In United States, approximately 30% of ER+ breast cancer patients will develop resistance to endocrine therapy, and it will lead to the death of 40,000 patients each year. Preclinical studies have revealed that the growth factor receptor named HER2 is activated during the development of endocrine therapy tolerance. However, clinical trials of pan-HER inhibitors in ER+/HER2- patients have disappointed researchers. Perhaps it is due to the lack of corresponding predictive biomarkers.
Image source: https://www.nature.com/articles/s41467-021-23271-0
A few days ago, in a research report titled “Mismatch repair deficiency predicts response to HER2 blockade in HER2-negative breast cancer” published in the international journal Nature Communications, scientists from Sanford Burnham Prebys Medical Discovery Institute and other institutions identified through research A special tumor marker has been developed that may help predict which breast cancer patients will experience tolerance to endocrine therapy. The research also proposes a new method to select patients who can target HER2 therapy.
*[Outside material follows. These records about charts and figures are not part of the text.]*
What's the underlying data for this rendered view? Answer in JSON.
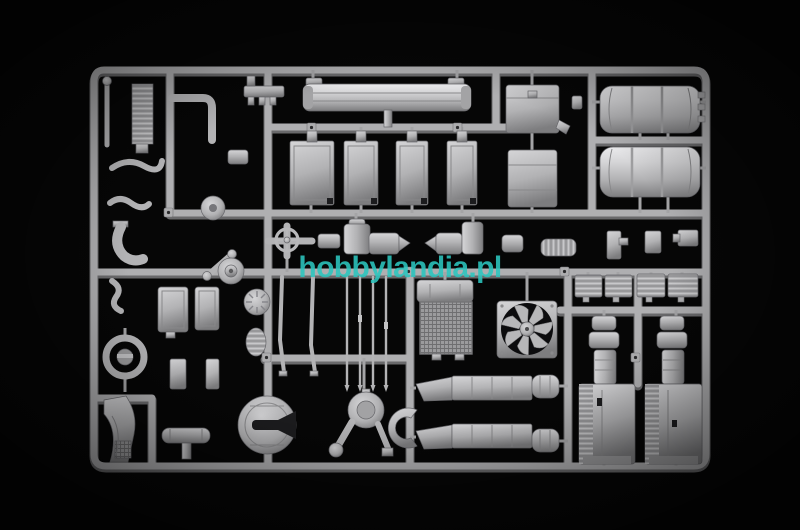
{
  "watermark": {
    "text": "hobbylandia.pl",
    "color": "#2cc6bf"
  },
  "palette": {
    "background": "#060606",
    "plastic_bright": "#e7e7e9",
    "plastic_light": "#d5d5d7",
    "plastic_mid": "#b2b2b4",
    "plastic_dark": "#7d7d7f",
    "runner_face": "#afafb1",
    "runner_shadow": "#69696b",
    "gate": "#a4a4a6"
  },
  "sprue": {
    "parts": [
      "front-bumper",
      "mud-flap-boxes",
      "battery-box",
      "fuel-tank-upper",
      "fuel-tank-lower",
      "air-tanks-and-cylinders",
      "valve-handwheel",
      "ladder-core",
      "pipes-and-hoses",
      "pulley-disc",
      "wheel-hub",
      "ribbed-disc",
      "cab-panels",
      "steering-ring",
      "front-fender",
      "muffler",
      "fifth-wheel-coupling",
      "exhaust-rods",
      "radiator-core",
      "cooling-fan",
      "transfer-gearbox",
      "crescent-bracket",
      "exhaust-ducts",
      "step-boxes",
      "engine-block-left",
      "engine-block-right"
    ]
  }
}
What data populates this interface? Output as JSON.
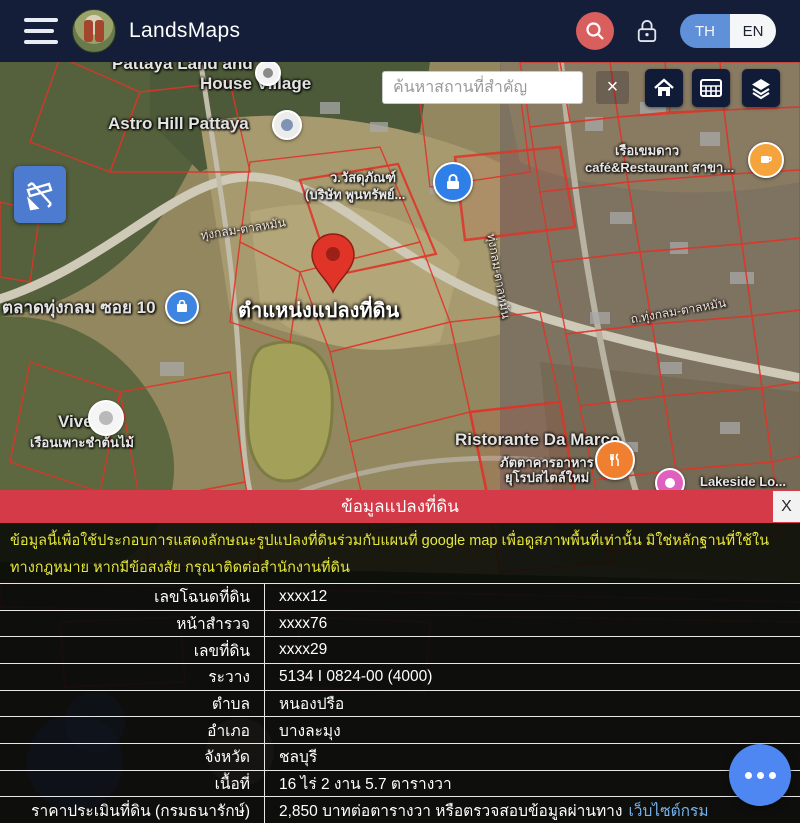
{
  "header": {
    "app_title": "LandsMaps",
    "lang": {
      "th": "TH",
      "en": "EN"
    }
  },
  "map": {
    "search_placeholder": "ค้นหาสถานที่สำคัญ",
    "clear_label": "×",
    "labels": {
      "pattaya_village_1": "Pattaya Land and",
      "pattaya_village_2": "House Village",
      "astro_hill": "Astro Hill Pattaya",
      "wasadu_1": "ว.วัสดุภัณฑ์",
      "wasadu_2": "(บริษัท พูนทรัพย์...",
      "cafe_1": "เรือเขมดาว",
      "cafe_2": "café&Restaurant สาขา...",
      "market": "ตลาดทุ่งกลม ซอย 10",
      "parcel_position": "ตำแหน่งแปลงที่ดิน",
      "vivero_1": "Vivero",
      "vivero_2": "เรือนเพาะชำต้นไม้",
      "damarco_1": "Ristorante Da Marco",
      "damarco_2": "ภัตตาคารอาหาร",
      "damarco_3": "ยุโรปสไตล์ใหม่",
      "lakeside": "Lakeside Lo...",
      "road_1": "ทุ่งกลม-ตาลหมัน",
      "road_2": "ทุ่งกลม-ตาลหมัน",
      "road_3": "ถ.ทุ่งกลม-ตาลหมัน"
    }
  },
  "panel": {
    "title": "ข้อมูลแปลงที่ดิน",
    "close_label": "X",
    "disclaimer": "ข้อมูลนี้เพื่อใช้ประกอบการแสดงลักษณะรูปแปลงที่ดินร่วมกับแผนที่ google map เพื่อดูสภาพพื้นที่เท่านั้น มิใช่หลักฐานที่ใช้ในทางกฎหมาย หากมีข้อสงสัย กรุณาติดต่อสำนักงานที่ดิน",
    "rows": [
      {
        "label": "เลขโฉนดที่ดิน",
        "value": "xxxx12"
      },
      {
        "label": "หน้าสำรวจ",
        "value": "xxxx76"
      },
      {
        "label": "เลขที่ดิน",
        "value": "xxxx29"
      },
      {
        "label": "ระวาง",
        "value": "5134 I 0824-00 (4000)"
      },
      {
        "label": "ตำบล",
        "value": "หนองปรือ"
      },
      {
        "label": "อำเภอ",
        "value": "บางละมุง"
      },
      {
        "label": "จังหวัด",
        "value": "ชลบุรี"
      },
      {
        "label": "เนื้อที่",
        "value": "16 ไร่ 2 งาน 5.7 ตารางวา"
      },
      {
        "label": "ราคาประเมินที่ดิน (กรมธนารักษ์)",
        "value": "2,850 บาทต่อตารางวา หรือตรวจสอบข้อมูลผ่านทาง",
        "link": "เว็บไซต์กรม"
      }
    ]
  },
  "colors": {
    "header_bg": "#141e38",
    "banner_red": "#d43a47",
    "search_fab_red": "#d95f5f",
    "toggle_blue": "#6090d8",
    "draw_btn_blue": "#4d7bd0",
    "disclaimer_yellow": "#e6e83a",
    "link_blue": "#78b0e8",
    "fab_blue": "#4e86f2",
    "parcel_line_red": "#e03428"
  }
}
HER2 is a special protein that can promote the growth of cancer cells, which can help prevent patients from recurring disease or progressing to endocrine-sensitive diseases.
About 80% of breast tumors are estrogen receptor positive (ER+). For decades, researchers have used anti-estrogen (endocrine) therapy to treat this cancer to reduce the level of estrogen in the patient’s body and help slow down The growth of tumors. About 20% of breast cancers are also HER2+ at the time of diagnosis, and these tumors tend to be more aggressive and grow rapidly because HER2 is a receptor that, when activated, promotes the rapid growth of breast cancer cells.
Researcher Dr. Svasti Haricharan said that we know that some patients are initially diagnosed with ER-positive or HER2-negative breast tumors, but their tumors will become HER2-positive (HER2+) after receiving endocrine therapy. Unfortunately, this will release the adverse effects of HER2, patients will also develop tolerance to endocrine therapy, and will lead to disease recurrence, metastasis and even patient death.
Since traditional endocrine therapy does not help these patients, in this study, the researchers focused on analyzing two genes that affect HER2 activity, namely MLH1 and PMS2 genes. These genes are part of the biological system that repairs DNA errors, but It plays a key role in inhibiting the activity of HER2. When these genes are turned off, HER2 will be activated, and as long as the patient receives standard endocrine therapy, it will also be activated.
The researchers said that, fortunately, screenings for colorectal cancer and endometrial cancer now have routine MLH1 and PMS2 gene activity tests. If we can transition these tests to newly diagnosed breast cancer cases, we will be able to identify which patients will benefit from early HER2 targeted therapy, basically shutting it down before HER2 activity begins. .
The level of HER2 RNA in ER+ and HER2- breast cancer patients with MutL-tumor will increase and is directly related to a significantly poorer disease-specific prognosis.
Image source: Punturi, N.B., et al. Nat Commun 12, 2940 (2021). doi: 10.1038/s41467-021-23271-0
According to estimates by the National Cancer Institute, 281,550 women in the United States will be diagnosed with breast cancer in 2021, and 43,600 women will die from the disease. Some women whose MLH1 and PMS2 gene expression levels are low or missing may even face a greater risk of death. The results of this study may be expected to provide patients with the most appropriate therapeutic methods. Nowadays, there are many excellent drugs that can treat breast cancer, including drugs that target HER2. It is not so much looking for new drugs as it is to choose existing suitable drugs, and the research work in this article is directed towards this. A step forward in the direction.
In summary, the results of this article reveal that MutL deletion may be used as a new class of predictive sensitivity markers, which may indicate endocrine interventions and HER inhibitors in the treatment of ER+/HER2- breasts that are resistant to endocrine therapy. The effect of cancer patients.